Explanation: The sensitivity is not due to a change in brain requirement (MAC) but rather due to changes in drug delivery and systemic effects (pharmacokinetics).

→ Reduced Cardiac Output: A lower cardiac output means that the anaesthetic gas taken up from the lungs is delivered more slowly to the rest of the body's tissues. This causes the partial pressure in the blood and brain to rise more quickly toward the inspired concentration, leading to a faster induction of anaesthesia.
→ Altered Systemic Effects: Hypothyroid patients often have blunted baroreceptor reflexes and are prone to significant hypotension and bradycardia with anaesthetic agents.
→ Associated Hypothermia: Severe hypothyroidism can be associated with hypothermia. Hypothermia itself is a potent cause of decreased MAC. So, if a hypothyroid patient is cold, they will require less anaesthetic, but the cause is the low temperature, not the thyroid state directly.

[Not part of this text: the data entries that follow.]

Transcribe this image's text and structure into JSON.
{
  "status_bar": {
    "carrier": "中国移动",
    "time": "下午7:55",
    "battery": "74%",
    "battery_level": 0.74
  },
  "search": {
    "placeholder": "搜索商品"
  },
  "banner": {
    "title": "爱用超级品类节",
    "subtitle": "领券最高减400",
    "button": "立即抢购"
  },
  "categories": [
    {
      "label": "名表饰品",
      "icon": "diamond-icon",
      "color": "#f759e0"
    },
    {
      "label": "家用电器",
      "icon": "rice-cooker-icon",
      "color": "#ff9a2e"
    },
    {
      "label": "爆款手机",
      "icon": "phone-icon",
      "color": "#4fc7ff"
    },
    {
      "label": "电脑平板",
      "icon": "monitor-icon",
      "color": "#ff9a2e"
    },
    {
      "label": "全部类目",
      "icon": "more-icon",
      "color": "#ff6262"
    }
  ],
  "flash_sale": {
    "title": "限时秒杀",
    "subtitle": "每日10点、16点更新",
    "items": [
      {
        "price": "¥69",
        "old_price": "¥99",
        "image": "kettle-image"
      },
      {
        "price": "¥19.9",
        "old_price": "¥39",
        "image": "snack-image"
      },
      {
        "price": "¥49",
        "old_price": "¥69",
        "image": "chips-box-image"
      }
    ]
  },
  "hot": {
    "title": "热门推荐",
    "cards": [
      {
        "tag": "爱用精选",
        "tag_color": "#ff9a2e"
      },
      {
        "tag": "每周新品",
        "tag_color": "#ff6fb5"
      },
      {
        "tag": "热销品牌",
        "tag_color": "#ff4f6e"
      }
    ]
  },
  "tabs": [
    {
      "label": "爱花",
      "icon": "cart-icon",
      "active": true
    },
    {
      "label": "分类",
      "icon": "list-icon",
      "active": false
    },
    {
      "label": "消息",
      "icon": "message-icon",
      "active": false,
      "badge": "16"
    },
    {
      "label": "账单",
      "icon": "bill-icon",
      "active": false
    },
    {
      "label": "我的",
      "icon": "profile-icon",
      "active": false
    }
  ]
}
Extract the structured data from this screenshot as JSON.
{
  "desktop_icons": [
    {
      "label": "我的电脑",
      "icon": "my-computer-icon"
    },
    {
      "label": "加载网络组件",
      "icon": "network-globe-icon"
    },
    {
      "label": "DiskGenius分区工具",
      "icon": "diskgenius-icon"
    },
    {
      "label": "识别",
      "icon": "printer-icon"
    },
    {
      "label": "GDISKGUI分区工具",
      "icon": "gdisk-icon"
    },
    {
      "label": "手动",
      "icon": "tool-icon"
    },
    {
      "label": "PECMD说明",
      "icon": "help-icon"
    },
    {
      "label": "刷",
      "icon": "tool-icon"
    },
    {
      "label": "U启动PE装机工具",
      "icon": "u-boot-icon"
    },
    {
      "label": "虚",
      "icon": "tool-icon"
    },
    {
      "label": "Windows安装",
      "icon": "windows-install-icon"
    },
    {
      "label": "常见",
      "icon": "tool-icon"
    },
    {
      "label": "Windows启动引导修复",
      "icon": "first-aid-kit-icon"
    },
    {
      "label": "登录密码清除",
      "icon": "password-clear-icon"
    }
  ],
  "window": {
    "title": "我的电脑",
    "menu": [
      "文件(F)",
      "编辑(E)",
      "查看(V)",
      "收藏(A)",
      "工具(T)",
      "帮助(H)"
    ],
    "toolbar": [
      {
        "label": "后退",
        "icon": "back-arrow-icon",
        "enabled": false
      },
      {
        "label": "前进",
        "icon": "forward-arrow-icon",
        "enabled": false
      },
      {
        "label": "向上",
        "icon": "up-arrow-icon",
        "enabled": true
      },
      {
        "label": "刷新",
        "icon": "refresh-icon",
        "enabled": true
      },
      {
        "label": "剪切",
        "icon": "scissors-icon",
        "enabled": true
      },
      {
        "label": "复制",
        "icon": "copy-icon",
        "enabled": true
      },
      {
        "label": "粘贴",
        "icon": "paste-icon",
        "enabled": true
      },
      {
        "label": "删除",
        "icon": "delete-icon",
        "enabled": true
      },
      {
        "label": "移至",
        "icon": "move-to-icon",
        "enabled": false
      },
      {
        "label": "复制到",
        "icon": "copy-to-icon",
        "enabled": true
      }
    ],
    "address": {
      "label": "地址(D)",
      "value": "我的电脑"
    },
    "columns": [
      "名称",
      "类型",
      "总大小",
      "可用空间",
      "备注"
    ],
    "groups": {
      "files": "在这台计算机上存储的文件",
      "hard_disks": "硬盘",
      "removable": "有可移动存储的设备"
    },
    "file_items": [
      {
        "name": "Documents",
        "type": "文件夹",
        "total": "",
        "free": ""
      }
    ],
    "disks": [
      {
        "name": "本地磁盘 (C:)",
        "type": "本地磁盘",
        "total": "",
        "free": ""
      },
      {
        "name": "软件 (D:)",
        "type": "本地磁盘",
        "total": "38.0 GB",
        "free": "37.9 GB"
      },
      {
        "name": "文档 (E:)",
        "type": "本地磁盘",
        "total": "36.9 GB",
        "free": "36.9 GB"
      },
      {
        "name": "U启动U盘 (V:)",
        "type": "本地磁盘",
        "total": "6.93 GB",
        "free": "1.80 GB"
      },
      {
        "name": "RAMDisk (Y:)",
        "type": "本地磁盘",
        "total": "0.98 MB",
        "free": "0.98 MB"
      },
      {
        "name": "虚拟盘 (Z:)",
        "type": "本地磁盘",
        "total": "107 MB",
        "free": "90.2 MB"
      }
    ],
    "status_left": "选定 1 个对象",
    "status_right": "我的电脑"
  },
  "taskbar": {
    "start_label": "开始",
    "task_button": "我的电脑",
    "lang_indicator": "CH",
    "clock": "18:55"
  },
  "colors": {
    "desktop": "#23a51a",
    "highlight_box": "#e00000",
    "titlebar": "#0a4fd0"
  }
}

🛑 Clinical Approach: You do not change your target MAC on the vaporizer based on thyroid status. However, you must be extremely cautious, titrate the agent very slowly, and be prepared to manage significant haemodynamic instability.

● Hyperthyroidism

MAC Value: Unchanged. Similar to hypothyroidism, the intrinsic requirement of the brain for the anaesthetic is not altered by excess thyroid hormone.

Clinical Reality: Anaesthetising a patient with untreated or poorly controlled hyperthyroidism can be very challenging. They have a hypermetabolic, hyperdynamic state.

Explanation:

→ Increased Cardiac Output: A high cardiac output means anaesthetic gas is rapidly taken up from the lungs and distributed throughout the body. This can slow the rate of rise of the partial pressure in the brain, potentially leading to a slower induction of anaesthesia.
→ Hyperdynamic State: The main challenge is managing the tachycardia, hypertension, and risk of arrhythmias caused by the high sympathetic tone. The focus is on controlling this sympathetic output with beta-blockers and ensuring adequate anaesthetic depth to blunt surgical stimulation, not on simply increasing the MAC value.
→ Associated Hyperthermia: Hyperthyroidism can cause a mild increase in core body temperature. Hyperthermia is a cause of increased MAC. If the patient is hyperthermic, they will require more anaesthetic, but again, this is due to the temperature change itself.

🛑 Clinical Approach: The primary goal is to ensure the patient is euthyroid (in a normal thyroid state) before any elective surgery. If emergency surgery is required, the focus is on aggressively managing the hemodynamic effects with beta-blockers and ensuring deep anesthesia to prevent a catastrophic thyroid storm, rather than focusing on a specific MAC value.